Electrochemical machining cuts almost any metal, has reasonably high material removal rates, has no side loading or heat affected zone, and permits cutting fairly free-form parts in 3-D, much like CNC milling. But in its ordinary form it can’t cut parts with complex internal spaces, and in a pure 3-axis form it can’t even cut overhangs.
Watching demo videos of ZURAD Engineering’s ECM jet-cutting machines, though, it occurred to me that we can go further still. If we use ECM cut layers of the 3-D shape we want, then stack them up, we should be able to get not only much freer-form shapes, but also effectively a higher material removal rate, since we only need to remove a perimeter of stock around the shape of each layer, while if we were cutting the same part out of a solid block of stock, we’d have to remove all the material all the way to the surface of the stock.
There are many possible ways to manage the layer stackup, but locator pins for alignment and thin plastic backing for each layer seem like one straightforward option; the pins can instead be replaced with thin strips that are cut out with ECM in the same way.. The plastic backing can be burned away after the layers are stacked up.
After roughing out the shape in layers this way and stacking them up, you can do the final precision shaping work with ECM on the stacked-up part.

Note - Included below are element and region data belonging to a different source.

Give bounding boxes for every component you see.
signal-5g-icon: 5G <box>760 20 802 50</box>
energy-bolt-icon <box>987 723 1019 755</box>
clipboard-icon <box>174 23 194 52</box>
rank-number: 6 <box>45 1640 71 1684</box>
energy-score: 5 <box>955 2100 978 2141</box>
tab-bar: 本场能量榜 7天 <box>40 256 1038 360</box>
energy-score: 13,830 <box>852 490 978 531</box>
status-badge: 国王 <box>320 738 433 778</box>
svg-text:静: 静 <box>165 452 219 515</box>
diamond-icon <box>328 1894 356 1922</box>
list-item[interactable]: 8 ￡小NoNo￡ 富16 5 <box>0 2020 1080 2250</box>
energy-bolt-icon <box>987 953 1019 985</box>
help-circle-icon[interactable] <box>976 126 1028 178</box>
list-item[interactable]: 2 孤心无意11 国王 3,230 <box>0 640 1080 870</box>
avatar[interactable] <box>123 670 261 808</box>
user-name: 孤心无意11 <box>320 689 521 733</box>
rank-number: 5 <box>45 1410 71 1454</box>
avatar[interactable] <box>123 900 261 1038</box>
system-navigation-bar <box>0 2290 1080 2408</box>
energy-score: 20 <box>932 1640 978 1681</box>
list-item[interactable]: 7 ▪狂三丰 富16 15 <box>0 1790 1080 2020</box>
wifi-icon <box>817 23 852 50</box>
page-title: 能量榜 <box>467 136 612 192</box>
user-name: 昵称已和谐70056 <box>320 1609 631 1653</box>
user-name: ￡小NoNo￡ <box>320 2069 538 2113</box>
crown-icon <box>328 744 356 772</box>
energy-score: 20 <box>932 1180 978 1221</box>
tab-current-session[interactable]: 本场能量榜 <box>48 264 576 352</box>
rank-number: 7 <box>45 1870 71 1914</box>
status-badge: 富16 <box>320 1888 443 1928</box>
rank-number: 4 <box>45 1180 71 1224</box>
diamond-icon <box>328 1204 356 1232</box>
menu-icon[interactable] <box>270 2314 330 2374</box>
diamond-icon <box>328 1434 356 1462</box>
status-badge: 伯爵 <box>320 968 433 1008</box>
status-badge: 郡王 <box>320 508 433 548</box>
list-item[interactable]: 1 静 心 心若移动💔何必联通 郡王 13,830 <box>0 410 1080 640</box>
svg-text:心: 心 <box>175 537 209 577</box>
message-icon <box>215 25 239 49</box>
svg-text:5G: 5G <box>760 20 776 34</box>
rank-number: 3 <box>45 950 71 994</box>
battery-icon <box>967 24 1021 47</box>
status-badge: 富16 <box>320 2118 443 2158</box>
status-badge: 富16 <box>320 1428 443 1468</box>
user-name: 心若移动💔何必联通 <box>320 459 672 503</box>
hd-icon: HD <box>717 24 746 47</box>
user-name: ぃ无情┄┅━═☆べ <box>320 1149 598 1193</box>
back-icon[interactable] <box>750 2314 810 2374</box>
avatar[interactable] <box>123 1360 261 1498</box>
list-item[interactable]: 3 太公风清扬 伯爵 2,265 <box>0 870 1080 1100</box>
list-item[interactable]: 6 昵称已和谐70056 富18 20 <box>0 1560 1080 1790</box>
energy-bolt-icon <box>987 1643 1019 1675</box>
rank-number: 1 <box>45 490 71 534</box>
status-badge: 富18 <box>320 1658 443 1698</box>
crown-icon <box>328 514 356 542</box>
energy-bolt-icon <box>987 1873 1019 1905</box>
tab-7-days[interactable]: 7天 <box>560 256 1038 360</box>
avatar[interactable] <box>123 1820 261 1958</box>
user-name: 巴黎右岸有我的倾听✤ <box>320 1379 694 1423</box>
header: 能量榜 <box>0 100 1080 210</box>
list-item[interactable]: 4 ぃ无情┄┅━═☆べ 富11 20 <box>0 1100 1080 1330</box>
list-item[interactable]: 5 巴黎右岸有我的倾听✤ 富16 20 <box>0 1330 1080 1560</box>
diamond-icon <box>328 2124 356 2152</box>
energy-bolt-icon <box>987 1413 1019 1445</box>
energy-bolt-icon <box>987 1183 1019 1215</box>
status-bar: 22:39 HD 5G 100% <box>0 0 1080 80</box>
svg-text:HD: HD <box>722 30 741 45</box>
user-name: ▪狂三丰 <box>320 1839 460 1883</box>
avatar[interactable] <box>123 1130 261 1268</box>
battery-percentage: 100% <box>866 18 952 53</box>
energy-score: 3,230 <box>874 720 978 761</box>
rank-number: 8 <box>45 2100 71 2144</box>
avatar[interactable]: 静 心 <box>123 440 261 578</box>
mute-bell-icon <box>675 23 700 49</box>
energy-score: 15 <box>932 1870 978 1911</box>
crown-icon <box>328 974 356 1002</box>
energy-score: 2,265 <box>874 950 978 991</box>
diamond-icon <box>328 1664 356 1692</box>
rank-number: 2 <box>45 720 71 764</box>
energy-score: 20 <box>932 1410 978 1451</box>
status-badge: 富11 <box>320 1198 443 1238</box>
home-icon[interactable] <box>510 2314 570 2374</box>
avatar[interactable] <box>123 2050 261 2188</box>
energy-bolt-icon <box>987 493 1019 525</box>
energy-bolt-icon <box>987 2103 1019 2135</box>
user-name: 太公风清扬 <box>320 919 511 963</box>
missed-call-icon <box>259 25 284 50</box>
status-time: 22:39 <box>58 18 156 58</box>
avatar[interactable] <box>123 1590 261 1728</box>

ZURAD’s soon-to-be-open-source ZURAD Two EC Jet Cutter evidently cuts 1mm-thick sheet steel with a gentle stream of water with 100 grams of NaCl per liter of water (or was it 200?), with the metal nozzle about 2.5 mm away from the steel. For some reason he positions the sheet steel horizontally instead of vertically. The video looks like it cuts at about 2mm/sec, but at one point the guy holds up a part (“a simple mechanical pawl”) with a perimeter of about 100mm, and says it took an hour and a half to cut completely through, so maybe it took 50 passes. I have no idea what current or voltage he’s seeing; on his die-sink ECM machine he uses 12 volts.